A new Wyoming law is set to protect those in the firearms industry from banks and payment processors.

On April 8th Wyoming Governor Mark Gordon signed House Bill 236 into law, this bill will limit financial institutions’ ability to deny services to members of the firearms industry.

For a long time payment processors and financial institutions have been able to discriminate against the firearms industry. PayPal for instance has routinely shut down firearm related educational content despite that content being inline with their terms of service.

House Bill 236 reads:

AN ACT relating to banks, banking and finance; prohibiting financial institutions from discriminating against firearms businesses; specifying civil remedies; providing for attorneys fees and costs for a successful action; providing a statute of limitations on civil actions; providing for potential loss of state business to a financial institution found to have violated this act; and providing for an effective date.

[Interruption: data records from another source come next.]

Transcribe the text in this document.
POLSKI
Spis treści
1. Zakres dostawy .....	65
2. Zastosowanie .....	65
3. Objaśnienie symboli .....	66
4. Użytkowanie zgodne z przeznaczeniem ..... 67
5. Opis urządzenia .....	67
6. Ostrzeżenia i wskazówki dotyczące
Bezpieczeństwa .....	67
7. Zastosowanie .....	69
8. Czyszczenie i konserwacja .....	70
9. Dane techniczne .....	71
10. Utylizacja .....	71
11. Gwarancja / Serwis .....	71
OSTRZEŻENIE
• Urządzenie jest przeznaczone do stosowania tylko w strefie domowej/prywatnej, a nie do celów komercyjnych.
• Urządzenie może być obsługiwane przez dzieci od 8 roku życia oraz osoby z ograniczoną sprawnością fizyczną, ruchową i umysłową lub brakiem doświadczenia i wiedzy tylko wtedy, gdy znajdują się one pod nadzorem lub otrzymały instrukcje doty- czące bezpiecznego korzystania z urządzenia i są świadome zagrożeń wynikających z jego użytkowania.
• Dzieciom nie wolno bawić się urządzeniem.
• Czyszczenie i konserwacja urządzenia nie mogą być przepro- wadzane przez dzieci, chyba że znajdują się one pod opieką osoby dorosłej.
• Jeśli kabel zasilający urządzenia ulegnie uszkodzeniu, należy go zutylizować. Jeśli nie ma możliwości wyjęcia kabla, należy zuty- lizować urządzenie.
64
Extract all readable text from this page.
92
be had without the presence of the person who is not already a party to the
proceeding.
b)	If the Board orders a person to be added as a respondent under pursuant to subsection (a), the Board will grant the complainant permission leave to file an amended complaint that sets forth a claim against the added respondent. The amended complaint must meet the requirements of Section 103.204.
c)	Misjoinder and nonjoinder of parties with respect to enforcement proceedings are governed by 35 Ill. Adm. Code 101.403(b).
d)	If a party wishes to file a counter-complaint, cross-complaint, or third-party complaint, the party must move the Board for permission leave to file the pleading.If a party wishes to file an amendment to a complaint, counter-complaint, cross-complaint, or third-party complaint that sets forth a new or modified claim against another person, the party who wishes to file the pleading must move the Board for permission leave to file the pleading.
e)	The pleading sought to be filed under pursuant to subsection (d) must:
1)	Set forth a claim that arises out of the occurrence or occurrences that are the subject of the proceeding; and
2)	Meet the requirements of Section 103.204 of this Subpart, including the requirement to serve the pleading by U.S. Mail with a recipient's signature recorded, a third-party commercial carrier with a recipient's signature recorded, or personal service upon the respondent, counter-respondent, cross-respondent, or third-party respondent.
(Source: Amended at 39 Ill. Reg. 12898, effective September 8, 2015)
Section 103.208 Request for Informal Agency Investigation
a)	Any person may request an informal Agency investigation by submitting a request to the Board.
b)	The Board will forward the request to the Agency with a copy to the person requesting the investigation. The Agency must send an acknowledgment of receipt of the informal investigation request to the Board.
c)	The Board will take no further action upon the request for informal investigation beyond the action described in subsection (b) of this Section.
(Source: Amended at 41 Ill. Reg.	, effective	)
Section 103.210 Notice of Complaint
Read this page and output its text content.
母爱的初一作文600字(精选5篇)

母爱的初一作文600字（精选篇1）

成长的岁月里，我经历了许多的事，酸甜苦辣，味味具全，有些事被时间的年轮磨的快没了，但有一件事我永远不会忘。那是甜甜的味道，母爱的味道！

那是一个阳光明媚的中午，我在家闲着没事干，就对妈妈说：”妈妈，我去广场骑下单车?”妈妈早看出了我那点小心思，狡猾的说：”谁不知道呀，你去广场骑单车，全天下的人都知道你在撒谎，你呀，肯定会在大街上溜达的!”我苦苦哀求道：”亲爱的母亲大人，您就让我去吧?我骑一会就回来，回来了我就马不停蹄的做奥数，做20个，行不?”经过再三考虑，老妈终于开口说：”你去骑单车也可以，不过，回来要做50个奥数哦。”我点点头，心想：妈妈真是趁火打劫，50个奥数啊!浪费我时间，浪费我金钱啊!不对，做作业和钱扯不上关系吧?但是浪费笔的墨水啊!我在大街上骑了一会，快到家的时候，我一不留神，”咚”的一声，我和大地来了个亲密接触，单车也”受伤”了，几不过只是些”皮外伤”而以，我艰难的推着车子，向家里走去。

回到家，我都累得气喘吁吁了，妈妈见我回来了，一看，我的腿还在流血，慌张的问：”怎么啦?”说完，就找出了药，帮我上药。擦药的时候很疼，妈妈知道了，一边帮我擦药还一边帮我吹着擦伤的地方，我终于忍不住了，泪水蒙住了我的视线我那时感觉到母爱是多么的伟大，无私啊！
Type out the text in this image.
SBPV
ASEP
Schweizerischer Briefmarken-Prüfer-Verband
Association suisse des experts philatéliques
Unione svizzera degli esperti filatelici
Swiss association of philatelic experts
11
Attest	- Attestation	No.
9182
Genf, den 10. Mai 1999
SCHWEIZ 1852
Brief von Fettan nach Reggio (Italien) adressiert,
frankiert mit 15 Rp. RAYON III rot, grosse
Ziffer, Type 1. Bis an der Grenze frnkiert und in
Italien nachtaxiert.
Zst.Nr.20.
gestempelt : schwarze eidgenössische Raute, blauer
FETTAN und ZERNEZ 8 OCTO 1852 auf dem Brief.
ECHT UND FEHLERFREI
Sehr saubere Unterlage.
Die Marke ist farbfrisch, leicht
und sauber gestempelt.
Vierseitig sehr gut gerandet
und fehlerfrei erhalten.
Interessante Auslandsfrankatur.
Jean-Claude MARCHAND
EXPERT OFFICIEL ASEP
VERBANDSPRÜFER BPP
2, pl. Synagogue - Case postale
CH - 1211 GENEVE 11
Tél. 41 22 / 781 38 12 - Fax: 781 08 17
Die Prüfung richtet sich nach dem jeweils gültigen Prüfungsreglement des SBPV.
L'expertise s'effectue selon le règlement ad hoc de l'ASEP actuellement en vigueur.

The law also allows those affected by this discrimination to retaliate and seek civil action against any financial institution that takes part in said discrimination.

From Bearing Arms: 

Laws like these need to be replicated throughout the land. Since the federal government has done little to offer up the proper protections to industry members from being discriminated against, freedom oriented states are stepping up to the plate and swinging for civil rights. How Operation Chokepoint has not been subject to a RICO level scrutiny escapes me, as well as the continued chill since the formal dissolution of the program. The fact of the matter is these practices are illegal, as they are creating different classes of people and businesses, refusing to serve “those people”.